4 мая 1964 г. мамчушки не стало… Долго мы с Тоней не могли прийти в себя, даже попривыкнуть к нашей опустевшей квартире. И до сих пор еще не привыкли. Перехожу к «первоначальной» теме. На чем остановился, помню смутно. Кажется, на поступлении Бори на службу. Если повторюсь в чем-либо – прошу извинить. Поступив на службу, Боря явно взбодрился. Новая работа, новые люди, новые интересы и заботы подняли жизненный тонус. Правда, Боря не переставал сетовать: «приходится заниматься чепухой», в то время как важное дело (его физика) законсервировано. Тем не менее это не мешало ему искренне радоваться, испытывать полное духовное удовлетворение, когда случалось находить удачное решение трудных инженерных задач.
Сослуживцы относились к Боре очень хорошо.

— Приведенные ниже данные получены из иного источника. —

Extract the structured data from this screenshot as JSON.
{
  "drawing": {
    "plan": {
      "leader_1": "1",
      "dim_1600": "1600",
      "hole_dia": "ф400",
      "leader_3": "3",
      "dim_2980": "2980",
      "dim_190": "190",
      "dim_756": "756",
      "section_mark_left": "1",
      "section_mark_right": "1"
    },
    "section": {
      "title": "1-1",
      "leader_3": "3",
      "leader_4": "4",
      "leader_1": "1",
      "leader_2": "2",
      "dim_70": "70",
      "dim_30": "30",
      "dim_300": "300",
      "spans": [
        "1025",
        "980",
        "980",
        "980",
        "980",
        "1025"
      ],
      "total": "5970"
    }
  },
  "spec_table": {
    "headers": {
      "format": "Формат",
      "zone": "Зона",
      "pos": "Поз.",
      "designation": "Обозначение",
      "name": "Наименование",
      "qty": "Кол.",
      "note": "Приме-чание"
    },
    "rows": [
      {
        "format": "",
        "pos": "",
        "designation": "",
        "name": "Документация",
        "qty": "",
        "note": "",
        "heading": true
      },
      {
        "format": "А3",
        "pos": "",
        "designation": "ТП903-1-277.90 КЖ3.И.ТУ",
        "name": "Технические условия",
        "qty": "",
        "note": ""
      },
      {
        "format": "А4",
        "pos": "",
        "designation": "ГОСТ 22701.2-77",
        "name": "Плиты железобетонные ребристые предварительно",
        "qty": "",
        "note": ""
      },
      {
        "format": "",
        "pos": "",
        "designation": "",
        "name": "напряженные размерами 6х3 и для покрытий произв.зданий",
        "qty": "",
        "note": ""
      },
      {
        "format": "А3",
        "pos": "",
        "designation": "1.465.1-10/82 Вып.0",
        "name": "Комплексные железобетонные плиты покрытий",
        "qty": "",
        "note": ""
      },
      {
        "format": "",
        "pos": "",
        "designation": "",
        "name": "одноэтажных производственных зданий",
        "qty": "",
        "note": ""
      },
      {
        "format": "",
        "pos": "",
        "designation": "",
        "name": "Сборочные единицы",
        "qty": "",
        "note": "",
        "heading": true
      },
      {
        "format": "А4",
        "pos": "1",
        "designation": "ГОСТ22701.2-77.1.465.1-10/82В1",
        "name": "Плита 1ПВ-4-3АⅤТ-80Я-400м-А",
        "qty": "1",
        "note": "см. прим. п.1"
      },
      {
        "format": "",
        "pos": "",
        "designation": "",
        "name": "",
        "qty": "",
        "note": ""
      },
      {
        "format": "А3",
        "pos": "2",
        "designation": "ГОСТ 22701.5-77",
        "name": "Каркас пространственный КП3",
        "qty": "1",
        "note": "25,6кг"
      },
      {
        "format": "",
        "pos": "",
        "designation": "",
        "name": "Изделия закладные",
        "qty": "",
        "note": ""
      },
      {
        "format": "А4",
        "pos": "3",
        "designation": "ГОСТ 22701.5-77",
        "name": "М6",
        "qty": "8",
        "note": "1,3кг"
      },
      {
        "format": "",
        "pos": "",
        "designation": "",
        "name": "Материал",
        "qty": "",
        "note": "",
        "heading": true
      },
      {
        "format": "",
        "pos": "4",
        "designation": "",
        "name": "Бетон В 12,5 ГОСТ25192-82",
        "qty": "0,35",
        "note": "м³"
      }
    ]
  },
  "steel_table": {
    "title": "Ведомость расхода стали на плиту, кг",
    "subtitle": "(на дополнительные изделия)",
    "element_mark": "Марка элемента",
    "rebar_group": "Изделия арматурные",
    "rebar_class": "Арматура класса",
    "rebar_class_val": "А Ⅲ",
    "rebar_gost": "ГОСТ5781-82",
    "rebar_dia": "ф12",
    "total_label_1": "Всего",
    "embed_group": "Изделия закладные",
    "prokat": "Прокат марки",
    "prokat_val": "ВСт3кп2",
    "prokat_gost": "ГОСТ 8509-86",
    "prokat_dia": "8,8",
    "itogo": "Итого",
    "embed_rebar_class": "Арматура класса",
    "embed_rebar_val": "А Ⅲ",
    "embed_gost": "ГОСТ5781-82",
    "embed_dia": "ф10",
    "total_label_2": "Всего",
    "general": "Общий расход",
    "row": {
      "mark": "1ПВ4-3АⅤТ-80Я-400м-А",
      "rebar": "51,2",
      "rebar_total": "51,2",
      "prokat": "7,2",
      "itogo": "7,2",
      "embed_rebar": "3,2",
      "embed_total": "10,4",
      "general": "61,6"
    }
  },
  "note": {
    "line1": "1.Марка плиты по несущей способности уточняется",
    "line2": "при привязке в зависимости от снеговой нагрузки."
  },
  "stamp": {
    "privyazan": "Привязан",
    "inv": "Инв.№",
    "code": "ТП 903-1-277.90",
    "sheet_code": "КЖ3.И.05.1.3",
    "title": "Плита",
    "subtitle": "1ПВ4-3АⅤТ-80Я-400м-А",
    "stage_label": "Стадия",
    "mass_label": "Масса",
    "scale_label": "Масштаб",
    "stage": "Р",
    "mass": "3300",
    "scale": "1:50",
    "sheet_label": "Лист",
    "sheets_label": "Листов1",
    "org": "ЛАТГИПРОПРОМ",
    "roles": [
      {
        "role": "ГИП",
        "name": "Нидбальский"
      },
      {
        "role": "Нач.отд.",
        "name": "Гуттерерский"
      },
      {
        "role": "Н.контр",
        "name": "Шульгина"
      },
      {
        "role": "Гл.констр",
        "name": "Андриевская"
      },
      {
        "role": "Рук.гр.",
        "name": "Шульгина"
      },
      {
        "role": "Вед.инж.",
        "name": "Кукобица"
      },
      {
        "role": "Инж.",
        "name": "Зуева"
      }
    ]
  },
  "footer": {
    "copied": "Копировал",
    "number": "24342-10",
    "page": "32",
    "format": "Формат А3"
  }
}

Он пользовался высоким профессиональным авторитетом. И вполне заслуженно. Боря обладал опытом, отличными знаниями в области классической механики, математики, материаловедения. Импонировали его сотоварищам и приватные занятия чистой физикой. Он котировался как своего рода «Нео-Ньютон». Уважали Борю и за высокую требовательность к себе и тщательность в работе.
Боря являлся руководителем группы в 4–5 человек. К большему он не стремился. Сам он мне не раз говорил, что не имеет склонности к работе, где высокий удельный вес административных хлопот и забот. Мне думается, он был прав. Излишне прямолинейный и резковатый характер, повышенная требовательность не только к себе, но и к другим, недостаточная гибкость в подходе к людям помешали бы ему стать во главе крупного отдела.